Tetrabromobisphenol-A induces apoptotic death of auditory cells and hearing loss

Abstract

Phenolic tetrabromobisphenol-A (TBBPA) and its derivatives are commonly used flame-retardants, in spite of reported toxic effects including neurotoxicity, immunotoxicity, nephrotoxicity, and hepatotoxicity. However, the effects of TBBPA on ototoxicity have not yet been reported. In this study, we investigated the effect of TBBPA on hearing function invivo and invitro. Auditory Brainstem Response (ABR) threshold was markedly increased in mice after oral administration of TBBPA, indicating that TBBPA causes hearing loss. In addition, TBBPA induced the loss of both zebrafish neuromasts and hair cells in the rat cochlea in a dose-dependent manner.

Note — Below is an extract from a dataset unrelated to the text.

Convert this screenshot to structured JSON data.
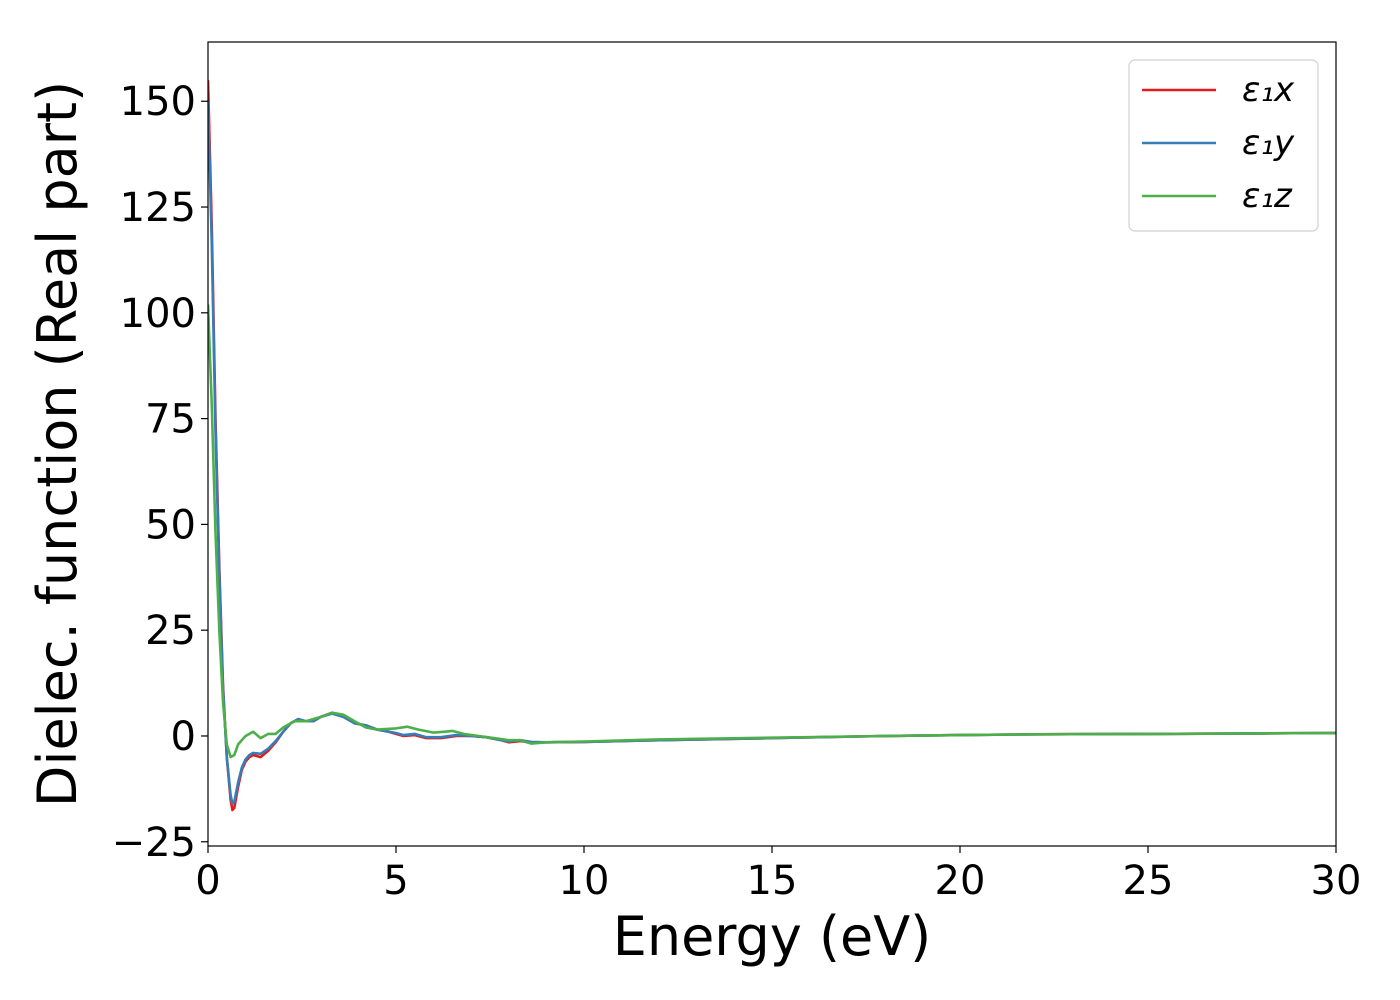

Mechanistically, hearing loss is largely attributed to apoptotic cell death, as TBBPA increased the expression of pro-apoptotic genes but decreased the expression of anti-apoptotic genes. We also found that TBBPA induced oxidative stress, and importantly, pretreatment with NAC, an anti-oxidant reagent, reduced TBBPA-induced reactive oxygen species (ROS) generation and partially prevented cell death. Our results show that TBBPA-mediated ROS generation induces ototoxicity and hearing loss. These findings implicate TBBPA as a potential environmental ototoxin by exerting its hazardous effects on the auditory system. © 2016 Elsevier Inc.